In our study, the overall average MCV was found to be 84.3 fl (±7.6). Similarly, a comparable standard MCV value has been reported among sickle cell trait carriers in France by Tripette et al. in 2009.
On the other hand, in a study done in India, Dangi, et al. in 2010 reported an MCV value of 73.4 fl among the sickle cell trait carriers, which was lower than that reported in our study. However, this study was performed in an anemic population, and most of these subjects were affected by sickle anemia with beta thalassaemia trait, and also the iron deficiency cannot be excluded in this setting of patients. We found that the MCV level of the 223 cases of positive sickle cell trait, which were confirmed by the Hb electrophoresis, to be 80.6 (±9.1).
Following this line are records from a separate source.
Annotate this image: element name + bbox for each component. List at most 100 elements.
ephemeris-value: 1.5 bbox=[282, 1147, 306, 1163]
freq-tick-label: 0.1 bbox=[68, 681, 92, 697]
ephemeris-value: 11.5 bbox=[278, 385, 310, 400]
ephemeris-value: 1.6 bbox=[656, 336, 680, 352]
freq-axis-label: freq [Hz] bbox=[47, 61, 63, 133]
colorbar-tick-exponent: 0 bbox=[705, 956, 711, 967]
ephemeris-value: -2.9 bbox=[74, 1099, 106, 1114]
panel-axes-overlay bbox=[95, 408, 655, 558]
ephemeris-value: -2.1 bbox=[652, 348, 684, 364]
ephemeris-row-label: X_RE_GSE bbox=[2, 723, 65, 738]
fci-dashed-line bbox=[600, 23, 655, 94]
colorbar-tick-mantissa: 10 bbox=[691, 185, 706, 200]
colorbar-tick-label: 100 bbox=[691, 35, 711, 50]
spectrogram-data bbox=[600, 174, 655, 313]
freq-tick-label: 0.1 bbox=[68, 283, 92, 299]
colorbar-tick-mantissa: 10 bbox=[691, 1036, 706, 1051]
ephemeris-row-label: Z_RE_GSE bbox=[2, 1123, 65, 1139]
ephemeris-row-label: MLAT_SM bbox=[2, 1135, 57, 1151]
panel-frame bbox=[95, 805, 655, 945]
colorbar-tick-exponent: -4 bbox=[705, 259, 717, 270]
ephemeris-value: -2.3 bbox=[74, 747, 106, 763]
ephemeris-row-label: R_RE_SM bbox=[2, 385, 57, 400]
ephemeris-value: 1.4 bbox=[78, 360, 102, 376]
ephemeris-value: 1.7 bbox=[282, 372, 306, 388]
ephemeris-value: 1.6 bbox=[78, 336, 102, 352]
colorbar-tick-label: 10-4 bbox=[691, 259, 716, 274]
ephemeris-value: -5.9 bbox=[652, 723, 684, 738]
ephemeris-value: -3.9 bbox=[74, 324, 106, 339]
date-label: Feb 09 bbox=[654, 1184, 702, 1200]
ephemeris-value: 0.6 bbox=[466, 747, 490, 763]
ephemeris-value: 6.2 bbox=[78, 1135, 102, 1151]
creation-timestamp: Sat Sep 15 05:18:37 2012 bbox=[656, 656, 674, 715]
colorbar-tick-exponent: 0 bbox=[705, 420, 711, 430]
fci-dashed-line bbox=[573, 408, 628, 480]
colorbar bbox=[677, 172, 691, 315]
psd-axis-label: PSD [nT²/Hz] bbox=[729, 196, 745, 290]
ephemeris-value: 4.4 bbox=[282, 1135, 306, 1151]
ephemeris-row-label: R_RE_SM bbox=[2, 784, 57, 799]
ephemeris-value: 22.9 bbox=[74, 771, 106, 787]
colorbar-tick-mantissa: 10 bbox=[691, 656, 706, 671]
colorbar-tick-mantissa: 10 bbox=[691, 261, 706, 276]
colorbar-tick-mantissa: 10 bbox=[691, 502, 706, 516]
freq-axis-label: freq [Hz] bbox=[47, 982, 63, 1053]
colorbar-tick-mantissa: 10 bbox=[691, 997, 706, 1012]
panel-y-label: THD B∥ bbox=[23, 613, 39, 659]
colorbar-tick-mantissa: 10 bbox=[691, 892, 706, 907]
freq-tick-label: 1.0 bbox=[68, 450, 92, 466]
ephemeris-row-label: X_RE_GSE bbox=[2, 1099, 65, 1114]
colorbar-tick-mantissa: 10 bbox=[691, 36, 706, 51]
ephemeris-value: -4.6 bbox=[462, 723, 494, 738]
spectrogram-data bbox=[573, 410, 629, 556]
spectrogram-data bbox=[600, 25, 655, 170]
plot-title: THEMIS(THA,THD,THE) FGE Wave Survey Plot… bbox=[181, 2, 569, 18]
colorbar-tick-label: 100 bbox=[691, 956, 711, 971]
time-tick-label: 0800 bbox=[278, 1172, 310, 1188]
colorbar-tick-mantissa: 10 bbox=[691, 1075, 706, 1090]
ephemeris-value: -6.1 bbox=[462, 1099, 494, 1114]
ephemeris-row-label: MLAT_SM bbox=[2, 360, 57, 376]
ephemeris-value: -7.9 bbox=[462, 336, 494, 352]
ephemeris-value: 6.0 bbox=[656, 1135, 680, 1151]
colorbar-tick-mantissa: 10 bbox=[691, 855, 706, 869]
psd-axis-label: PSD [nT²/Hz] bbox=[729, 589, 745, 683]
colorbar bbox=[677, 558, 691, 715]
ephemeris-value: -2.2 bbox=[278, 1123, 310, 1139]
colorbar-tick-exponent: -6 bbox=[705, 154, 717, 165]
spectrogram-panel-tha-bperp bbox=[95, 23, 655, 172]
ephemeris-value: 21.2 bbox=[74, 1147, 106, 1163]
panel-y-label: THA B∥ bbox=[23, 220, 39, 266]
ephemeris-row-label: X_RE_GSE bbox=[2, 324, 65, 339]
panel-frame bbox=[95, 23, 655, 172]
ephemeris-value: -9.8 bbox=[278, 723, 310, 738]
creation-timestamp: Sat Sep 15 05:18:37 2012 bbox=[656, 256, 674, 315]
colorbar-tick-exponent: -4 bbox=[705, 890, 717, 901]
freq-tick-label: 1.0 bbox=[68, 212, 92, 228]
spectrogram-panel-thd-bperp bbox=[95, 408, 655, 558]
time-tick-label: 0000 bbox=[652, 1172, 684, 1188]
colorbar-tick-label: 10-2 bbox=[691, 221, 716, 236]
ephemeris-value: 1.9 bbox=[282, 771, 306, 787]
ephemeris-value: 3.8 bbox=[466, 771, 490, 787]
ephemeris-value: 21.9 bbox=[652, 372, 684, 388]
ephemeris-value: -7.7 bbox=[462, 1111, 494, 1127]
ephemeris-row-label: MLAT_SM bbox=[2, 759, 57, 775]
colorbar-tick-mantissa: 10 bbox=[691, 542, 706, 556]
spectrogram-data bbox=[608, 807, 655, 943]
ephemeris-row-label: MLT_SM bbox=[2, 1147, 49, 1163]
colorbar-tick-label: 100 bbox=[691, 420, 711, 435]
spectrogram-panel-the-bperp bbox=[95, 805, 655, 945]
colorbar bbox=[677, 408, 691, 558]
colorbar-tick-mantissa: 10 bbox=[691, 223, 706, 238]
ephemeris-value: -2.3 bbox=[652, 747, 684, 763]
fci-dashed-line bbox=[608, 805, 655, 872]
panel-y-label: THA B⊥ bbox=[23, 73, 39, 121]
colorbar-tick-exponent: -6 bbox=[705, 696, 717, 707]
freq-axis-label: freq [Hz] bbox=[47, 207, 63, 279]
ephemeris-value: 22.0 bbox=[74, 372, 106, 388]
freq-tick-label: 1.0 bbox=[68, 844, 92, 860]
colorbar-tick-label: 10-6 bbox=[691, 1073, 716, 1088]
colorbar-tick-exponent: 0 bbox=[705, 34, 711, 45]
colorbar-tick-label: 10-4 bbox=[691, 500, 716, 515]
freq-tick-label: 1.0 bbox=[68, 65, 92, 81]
MCV levels among the whole sample, as well as the 223 cases, that were tested carrying the Sickle Cell Trait, were within the normal range. Thus, MCV is not useful for screening sickle cell trait, and the microcytosis does not exclude the presence of Sickle Cell Trait as reported by Dangi, and an accurate screening test, like the sickling test, should also be made in patients with microcytosis (microdrepanocytosis according to Silvestroni). Of course, the results should be confirmed by Hb electrophoresis (100% accuracy).
The present study had several limitations. First, it was an observational study without a control group. Another limitation is that the sample was collected from a single center that might not be representative of the whole Lebanese population. As such, the results of the study should be interpreted with these limitations in mind. On the other hand, the study had several strengths, such as the large sample size, the extended period, the prospective data collection, as well as being among the few studies carried out in Lebanon and the region assessing the prevalence of Sickle Cell Trait.
In this study, we found that the prevalence of Sickle Cell Trait is lower as compared to other Arab countries, higher in females, and with no significant trend over the 12-year period. Moreover, we showed that the MCV, though was not a screening test for Sickle Cell Trait carriers, was useful. In fact, subjects with microcytosis should not be excluded from the selection and could have a contemporaneously thalassemic trait, or sideropenia. On the other hand, the sickle cell test was found to be an accurate, simple and cheap test (It costs approximately two US dollars for both sickling tests) which could be easily added as a requirement for the pre-marital testing to screen for Sickle Cell Trait carriers.